Our washing machine broke earlier this month, and due to a series of regrettable circumstances, we were without one for 2 weeks. For the first time in 25 years, I went to a Laundromat. Sitting there, waiting for my clothes, I was convicted of how many things I take for granted.
During the almost-two years I lived in Afghanistan, I had no running water, let alone hot water. In fact, I didn’t even have clean drinking water. We had to boil our water for 10 minutes to disinfect it. I couldn’t even take electricity for granted due to frequent power outages. Every day, in order to take my daily sponge bath, I had to boil a bucketfull of water. I remember thinking I would never take a hot shower for granted. Thirty years later… I do. Sometimes when Altha and I are taking a drive, she will say "Aren't you glad it's not raining?" And I say "yes," but I know I was just taking it for granted.

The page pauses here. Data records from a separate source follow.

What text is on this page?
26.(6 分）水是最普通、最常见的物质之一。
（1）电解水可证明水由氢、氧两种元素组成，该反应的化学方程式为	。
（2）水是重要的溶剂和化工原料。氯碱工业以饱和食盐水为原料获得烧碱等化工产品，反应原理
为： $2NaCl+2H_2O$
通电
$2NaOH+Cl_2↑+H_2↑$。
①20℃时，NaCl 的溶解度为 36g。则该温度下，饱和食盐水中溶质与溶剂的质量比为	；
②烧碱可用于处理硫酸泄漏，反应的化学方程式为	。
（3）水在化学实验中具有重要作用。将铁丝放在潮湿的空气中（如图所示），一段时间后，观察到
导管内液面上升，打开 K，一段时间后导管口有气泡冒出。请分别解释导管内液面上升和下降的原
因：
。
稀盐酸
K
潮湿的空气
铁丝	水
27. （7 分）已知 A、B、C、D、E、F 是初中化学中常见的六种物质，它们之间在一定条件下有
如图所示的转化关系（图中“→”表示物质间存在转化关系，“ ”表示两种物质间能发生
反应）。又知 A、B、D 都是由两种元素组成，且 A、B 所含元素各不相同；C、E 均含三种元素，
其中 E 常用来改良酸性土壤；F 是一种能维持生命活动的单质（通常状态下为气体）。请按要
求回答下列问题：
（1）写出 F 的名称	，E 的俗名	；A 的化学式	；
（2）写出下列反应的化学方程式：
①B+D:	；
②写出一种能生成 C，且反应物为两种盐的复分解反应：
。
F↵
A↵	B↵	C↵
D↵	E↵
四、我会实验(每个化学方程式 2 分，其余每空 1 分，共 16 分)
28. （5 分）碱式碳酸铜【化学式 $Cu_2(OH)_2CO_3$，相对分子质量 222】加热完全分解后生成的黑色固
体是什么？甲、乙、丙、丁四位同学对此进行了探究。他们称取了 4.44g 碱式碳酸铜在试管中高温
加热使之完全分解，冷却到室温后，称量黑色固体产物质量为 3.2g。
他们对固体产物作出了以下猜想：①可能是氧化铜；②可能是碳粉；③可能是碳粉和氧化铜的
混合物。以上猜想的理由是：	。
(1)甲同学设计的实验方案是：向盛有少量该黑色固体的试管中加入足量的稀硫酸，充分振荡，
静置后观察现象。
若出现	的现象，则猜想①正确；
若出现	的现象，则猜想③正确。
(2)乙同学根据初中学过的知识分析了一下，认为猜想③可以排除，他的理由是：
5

Human beings have an infinite capacity for taking things for granted. The Apostle Paul wrote, "In everything give thanks" (1 Thess. 5:18). I think we may be reading this verse backward—we think it means to be thanking God in spite of bad things. But if we give thanks on the front end—thanking God for all the good things we normally take for granted—we would be preconditioned to give thanks in everything. And besides, what a shame to take a sunny day for granted!